#232 Allow GPG/PGP fingerprints in "To:" and (possibly) "CC:" and "BCC:" fields

open
nobody
usability (2)
1.6.0
Enhancement
All
---
2014-04-27
2013-12-27
rysiek
No

Allowing users to input GPG/PGP fingerprints in "To:", "CC:" and "BCC:" fields seems like a good idea -- the work-flow of using GPG/PGP of a new contact instantly simplifies to:

  • just input the fingerprint into one of these fields, all the rest will happen under the hood;
  • in case there are several identities under this given fingerprint, just let user choose.

This also offers instant verification of the key -- the user has to input the fingerprint, hence we can already be sure that the fingerprint is correct (assuming the user got the fingerprint from a verified source), instead of requiring the user to input the e-mail address and then verify the fingerprint additionally.

Broader context and rationale are also available.

Discussion

  • Sounds nice :-)

    One thing to cover is backward compatibility. For existing V4 keys (which is the majority) you can extract the key Id easily from the fingerprint and then download the key if it is not available locally. However, this is NOT possible for older V3 keys, some of which are still in use. Key Id and fingerprint aren't related and you're stuck.

     
  • rysiek
    rysiek
    2013-12-28

    Are v3 and v4 fingerprints easily distinguishable? If so, when the data turns out to be a v3 fingerprint, just ask the user to give the e-mail address, too.

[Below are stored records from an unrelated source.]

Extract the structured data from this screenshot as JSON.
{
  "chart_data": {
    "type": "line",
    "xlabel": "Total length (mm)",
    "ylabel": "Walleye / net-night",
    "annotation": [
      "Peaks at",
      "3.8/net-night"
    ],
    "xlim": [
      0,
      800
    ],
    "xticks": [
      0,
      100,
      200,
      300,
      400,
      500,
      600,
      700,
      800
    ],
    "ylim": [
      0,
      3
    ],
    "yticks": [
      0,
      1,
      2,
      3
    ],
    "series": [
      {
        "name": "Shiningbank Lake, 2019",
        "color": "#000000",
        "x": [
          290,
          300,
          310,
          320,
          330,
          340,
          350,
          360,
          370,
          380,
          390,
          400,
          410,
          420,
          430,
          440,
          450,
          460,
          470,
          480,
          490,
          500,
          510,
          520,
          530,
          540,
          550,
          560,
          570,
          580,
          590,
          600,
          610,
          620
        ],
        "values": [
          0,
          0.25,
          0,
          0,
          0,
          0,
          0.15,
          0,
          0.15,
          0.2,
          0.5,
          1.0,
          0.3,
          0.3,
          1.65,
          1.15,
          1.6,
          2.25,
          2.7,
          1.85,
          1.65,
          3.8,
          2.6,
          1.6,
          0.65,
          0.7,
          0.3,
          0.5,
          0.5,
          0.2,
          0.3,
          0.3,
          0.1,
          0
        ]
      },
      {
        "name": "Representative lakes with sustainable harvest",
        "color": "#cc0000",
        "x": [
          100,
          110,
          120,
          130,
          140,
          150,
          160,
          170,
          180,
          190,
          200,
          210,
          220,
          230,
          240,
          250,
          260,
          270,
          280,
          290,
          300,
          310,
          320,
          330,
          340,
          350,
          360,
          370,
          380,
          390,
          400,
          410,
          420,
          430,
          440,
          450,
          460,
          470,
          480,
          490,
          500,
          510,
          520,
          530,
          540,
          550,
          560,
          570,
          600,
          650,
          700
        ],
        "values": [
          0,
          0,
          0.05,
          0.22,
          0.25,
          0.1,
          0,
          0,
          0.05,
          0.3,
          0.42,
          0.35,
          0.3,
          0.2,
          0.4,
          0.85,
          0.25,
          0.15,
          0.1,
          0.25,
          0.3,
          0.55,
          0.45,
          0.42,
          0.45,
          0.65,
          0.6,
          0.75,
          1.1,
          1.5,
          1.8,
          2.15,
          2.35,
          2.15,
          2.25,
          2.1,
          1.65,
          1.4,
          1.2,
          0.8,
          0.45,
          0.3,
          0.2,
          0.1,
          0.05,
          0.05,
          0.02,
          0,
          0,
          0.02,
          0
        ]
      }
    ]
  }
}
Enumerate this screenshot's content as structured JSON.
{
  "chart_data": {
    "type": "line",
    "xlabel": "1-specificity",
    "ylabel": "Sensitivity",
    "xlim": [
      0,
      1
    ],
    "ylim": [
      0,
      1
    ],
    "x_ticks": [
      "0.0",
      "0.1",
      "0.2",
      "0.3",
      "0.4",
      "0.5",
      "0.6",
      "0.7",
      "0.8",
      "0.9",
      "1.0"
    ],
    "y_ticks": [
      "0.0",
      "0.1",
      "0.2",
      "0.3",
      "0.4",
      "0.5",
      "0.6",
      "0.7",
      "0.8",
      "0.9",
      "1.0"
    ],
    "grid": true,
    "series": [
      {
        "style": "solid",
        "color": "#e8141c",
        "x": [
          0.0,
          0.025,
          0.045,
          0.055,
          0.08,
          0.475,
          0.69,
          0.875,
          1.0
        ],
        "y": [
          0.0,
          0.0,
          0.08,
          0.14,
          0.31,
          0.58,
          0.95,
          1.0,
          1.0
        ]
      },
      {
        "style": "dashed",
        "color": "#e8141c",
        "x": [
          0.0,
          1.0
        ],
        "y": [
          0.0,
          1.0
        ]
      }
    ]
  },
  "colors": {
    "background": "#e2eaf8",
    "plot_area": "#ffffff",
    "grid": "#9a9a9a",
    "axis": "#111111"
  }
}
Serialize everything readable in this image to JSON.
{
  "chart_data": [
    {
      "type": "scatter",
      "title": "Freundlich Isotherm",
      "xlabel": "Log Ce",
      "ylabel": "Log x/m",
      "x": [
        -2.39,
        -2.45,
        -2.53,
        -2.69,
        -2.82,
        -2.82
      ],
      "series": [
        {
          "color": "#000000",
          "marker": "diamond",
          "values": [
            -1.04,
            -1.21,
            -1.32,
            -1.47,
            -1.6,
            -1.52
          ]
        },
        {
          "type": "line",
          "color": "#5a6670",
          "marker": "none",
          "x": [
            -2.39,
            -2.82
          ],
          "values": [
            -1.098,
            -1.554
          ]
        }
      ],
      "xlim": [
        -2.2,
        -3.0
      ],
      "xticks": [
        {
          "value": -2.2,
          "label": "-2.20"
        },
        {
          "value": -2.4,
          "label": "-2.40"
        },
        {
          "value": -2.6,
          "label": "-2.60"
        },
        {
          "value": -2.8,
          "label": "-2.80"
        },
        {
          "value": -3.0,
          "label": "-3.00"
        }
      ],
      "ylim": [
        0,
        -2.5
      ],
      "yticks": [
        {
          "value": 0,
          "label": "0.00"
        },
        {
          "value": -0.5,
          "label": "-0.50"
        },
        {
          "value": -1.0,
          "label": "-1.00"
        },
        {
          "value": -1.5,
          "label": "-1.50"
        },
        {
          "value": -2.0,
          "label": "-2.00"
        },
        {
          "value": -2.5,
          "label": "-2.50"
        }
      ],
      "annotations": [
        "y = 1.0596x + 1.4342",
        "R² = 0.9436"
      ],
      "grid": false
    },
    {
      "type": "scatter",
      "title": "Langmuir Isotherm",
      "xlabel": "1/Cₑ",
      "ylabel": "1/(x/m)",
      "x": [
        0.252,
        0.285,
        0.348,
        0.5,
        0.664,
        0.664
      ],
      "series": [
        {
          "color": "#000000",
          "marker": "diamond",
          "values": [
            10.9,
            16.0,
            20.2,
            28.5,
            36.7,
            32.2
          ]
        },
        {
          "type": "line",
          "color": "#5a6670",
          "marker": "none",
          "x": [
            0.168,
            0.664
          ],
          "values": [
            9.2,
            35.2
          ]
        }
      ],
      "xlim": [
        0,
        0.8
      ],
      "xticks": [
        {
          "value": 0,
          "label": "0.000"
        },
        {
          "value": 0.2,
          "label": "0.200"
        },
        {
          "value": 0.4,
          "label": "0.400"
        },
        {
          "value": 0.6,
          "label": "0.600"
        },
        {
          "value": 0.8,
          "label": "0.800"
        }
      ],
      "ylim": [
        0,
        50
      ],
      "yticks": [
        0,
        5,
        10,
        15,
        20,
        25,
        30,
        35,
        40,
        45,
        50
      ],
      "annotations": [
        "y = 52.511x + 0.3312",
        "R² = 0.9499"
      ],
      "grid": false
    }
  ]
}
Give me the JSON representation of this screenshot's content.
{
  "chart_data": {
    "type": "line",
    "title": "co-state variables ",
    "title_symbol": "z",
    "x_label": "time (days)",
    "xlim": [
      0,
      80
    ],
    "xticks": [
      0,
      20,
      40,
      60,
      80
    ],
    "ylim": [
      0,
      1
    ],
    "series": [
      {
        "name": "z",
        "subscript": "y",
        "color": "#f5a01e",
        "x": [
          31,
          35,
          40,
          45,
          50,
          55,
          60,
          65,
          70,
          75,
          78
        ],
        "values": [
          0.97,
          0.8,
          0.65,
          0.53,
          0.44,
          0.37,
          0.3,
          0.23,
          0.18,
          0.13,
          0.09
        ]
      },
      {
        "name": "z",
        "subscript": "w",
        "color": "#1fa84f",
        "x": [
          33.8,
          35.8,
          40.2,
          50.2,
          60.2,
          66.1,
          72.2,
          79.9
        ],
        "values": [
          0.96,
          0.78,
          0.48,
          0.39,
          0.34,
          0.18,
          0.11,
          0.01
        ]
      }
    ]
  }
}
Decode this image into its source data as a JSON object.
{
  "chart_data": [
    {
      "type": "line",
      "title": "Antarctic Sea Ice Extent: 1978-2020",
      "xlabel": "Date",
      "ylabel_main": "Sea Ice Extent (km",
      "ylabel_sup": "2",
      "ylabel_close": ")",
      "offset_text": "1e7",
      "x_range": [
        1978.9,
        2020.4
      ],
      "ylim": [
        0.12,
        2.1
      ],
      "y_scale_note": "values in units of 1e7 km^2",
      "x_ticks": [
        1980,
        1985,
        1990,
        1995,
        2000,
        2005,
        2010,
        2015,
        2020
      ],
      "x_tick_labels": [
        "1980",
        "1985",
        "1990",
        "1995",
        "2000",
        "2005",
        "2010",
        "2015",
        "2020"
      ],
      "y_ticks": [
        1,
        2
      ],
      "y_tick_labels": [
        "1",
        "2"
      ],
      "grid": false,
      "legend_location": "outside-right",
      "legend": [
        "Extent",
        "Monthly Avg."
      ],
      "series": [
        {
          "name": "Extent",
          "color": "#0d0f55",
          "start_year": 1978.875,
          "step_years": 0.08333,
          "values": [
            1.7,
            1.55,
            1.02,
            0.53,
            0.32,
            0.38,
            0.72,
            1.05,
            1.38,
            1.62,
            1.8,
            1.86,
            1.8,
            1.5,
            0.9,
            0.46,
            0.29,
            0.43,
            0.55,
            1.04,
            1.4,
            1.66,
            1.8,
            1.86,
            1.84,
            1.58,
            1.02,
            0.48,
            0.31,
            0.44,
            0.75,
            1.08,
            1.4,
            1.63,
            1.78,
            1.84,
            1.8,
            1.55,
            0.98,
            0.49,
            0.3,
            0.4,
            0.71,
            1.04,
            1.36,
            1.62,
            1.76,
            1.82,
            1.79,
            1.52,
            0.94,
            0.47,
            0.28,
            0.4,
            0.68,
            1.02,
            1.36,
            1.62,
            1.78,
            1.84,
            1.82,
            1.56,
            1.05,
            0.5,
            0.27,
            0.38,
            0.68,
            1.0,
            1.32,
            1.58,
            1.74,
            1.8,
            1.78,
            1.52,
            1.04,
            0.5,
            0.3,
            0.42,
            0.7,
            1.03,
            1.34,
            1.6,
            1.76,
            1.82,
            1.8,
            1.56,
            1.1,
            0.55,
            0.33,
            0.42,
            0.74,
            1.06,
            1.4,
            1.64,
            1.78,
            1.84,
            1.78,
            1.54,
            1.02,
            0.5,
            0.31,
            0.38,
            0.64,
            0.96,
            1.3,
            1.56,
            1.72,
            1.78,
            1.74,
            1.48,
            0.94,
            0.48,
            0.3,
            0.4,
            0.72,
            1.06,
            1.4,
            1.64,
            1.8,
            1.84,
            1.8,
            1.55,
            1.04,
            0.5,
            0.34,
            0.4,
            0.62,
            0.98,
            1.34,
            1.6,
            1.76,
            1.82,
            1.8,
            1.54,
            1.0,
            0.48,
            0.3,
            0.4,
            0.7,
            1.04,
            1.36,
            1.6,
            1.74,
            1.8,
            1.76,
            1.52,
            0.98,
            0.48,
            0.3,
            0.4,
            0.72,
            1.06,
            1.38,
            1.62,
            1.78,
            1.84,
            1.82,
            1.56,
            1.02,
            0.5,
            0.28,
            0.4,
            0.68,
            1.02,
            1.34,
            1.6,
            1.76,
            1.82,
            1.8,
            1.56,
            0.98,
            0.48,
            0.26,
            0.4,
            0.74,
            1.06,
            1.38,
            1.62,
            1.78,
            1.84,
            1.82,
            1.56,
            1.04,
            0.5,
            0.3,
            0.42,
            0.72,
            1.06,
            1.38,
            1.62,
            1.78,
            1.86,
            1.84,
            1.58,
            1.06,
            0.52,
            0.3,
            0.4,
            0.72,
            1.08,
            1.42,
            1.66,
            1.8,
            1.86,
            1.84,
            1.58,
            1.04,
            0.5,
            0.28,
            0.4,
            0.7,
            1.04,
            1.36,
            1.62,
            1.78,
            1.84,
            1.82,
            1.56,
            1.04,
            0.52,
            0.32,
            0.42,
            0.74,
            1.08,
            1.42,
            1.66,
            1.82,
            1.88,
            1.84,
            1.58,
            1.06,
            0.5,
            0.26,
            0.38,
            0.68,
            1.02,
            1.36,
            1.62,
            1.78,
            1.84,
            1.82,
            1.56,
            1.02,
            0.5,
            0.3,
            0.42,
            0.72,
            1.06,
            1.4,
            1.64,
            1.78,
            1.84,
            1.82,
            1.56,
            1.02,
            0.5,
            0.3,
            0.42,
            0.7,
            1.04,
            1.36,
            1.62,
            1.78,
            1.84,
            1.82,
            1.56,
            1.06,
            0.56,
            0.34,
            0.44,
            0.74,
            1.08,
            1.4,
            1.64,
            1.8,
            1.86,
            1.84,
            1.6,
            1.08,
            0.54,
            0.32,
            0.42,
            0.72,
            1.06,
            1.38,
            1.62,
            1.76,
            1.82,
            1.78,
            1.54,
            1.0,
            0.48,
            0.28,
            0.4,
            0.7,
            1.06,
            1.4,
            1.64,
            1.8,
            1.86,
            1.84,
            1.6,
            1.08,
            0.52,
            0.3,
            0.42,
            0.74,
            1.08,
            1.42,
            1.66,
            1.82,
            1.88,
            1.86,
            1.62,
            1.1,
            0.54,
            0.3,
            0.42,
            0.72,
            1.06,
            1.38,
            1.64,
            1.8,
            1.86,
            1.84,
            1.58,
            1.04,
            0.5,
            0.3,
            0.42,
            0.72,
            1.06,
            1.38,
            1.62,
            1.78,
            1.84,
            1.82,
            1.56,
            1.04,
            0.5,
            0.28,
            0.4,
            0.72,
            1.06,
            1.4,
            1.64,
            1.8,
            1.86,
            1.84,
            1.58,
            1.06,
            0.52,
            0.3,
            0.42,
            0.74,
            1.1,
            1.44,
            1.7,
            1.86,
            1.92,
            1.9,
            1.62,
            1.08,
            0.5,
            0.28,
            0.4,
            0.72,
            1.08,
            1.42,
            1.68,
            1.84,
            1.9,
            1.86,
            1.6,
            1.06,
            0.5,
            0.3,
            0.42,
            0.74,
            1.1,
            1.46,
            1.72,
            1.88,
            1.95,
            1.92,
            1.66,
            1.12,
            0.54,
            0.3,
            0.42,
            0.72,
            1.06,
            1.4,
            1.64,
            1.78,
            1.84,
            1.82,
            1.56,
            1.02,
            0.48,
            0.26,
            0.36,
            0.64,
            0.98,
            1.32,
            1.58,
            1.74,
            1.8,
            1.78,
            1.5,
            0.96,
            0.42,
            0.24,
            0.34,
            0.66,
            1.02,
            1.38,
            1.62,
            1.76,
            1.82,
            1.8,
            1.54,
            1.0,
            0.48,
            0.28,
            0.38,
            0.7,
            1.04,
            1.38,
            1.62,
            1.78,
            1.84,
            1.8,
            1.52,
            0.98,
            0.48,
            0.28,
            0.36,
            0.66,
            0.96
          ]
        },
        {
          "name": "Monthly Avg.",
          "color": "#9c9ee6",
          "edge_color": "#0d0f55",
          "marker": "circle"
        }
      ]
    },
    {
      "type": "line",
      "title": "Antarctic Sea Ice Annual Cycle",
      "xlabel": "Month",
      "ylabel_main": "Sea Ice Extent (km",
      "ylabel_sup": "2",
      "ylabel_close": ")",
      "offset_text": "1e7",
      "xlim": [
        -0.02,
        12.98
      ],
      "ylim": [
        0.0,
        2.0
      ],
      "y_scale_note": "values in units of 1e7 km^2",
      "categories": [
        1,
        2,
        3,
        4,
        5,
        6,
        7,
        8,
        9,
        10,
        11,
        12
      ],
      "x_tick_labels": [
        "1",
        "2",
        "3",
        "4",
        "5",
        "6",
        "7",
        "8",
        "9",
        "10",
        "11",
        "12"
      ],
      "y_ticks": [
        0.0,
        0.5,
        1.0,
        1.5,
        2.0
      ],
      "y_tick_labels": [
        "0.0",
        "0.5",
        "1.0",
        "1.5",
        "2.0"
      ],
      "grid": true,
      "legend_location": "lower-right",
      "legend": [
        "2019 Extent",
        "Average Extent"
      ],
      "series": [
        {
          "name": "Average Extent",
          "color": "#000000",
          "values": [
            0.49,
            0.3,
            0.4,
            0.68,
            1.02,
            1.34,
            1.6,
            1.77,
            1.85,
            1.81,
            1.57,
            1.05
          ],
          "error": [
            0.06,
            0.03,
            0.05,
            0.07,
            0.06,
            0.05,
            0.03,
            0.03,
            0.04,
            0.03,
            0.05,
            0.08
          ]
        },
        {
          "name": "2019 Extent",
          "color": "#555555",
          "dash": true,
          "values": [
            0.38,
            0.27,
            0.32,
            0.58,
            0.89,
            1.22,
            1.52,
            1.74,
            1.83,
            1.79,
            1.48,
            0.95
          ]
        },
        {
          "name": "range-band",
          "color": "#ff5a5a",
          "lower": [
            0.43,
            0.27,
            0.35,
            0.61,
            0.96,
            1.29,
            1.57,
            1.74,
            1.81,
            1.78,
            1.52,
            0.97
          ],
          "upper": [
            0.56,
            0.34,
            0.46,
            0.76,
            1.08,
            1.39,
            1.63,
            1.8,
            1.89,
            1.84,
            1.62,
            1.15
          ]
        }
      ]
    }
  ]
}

Then (in the background) download the key(s) associated with the e-mail address from a keyserver, verify if the fingerprint matches.

    If it does, we're home; if not, inform the user of the problem.

     
  • Yes, the fingerprints differ in length: v3 are 32 hex digits and v4 are 40 hex digits.

     
  • Do I get your feature request right - your idea is roughly he following:

    1. you type a fingerprint, and Enigmail tries to match it to an existing key.
    2. If the key is not found, Enigmail tries to download it from a key server. If the key is found, Enigmail will just use it.
    3. Enigmail will sign the downloaded key, such that the key can be used.
    4. Enigmail enables encryption to the key IDs found and replaces the key IDs with the email address(es) taken from the key.
     
  • rysiek
    rysiek
    2014-04-27

    More precisely, it would be:

    1. type-in (or paste; or retrieve from a QR code reader, etc) the key fingerprint into the "To:"/"CC:"/"BCC:" fields
    2. if the key is not found, Enigmail tries to download it from a key server; if the key is found and trusted, Enigmail will use it
    3. in case the key is downloaded, or found BUT not trusted, Enigmail asks the user to confirm that the e-mail associated with the key is the one they want to send e-mail to; in case of several e-mails/identities connected to a given fingerprint, the user should be able to choose the one to be used;
    4. when the user selects/confirms the ID, Enigmail marks the key as trusted (but as minimally as possible) for future use;
    5. Enigmail enables encryption to the key ID found and replaces the key ID with the e-mail address confirmed by the user.

    The main use-case being: user gets both key AND e-mail in a single exchange, for example on a business card; if the user is instructed to use the key instead of the e-mail as an "information account number", and then are asked by Enigmail to confirm the e-mail, we can assume minimal trust has been established (as the user presumably got the business card with the data physically from the person they want to communicate with).

    By inverting the usual process (type-in key, THEN get and confirm the e-mail, instead of the other way around) we get the user to pay close attention to the more complicated (and important) part: the key; and get an easy and quite good confirmation with something easily recognizeable by the user: the e-mail address.

    This would, of course, be only an optional process -- if the user types-in the e-mail, nothing changes.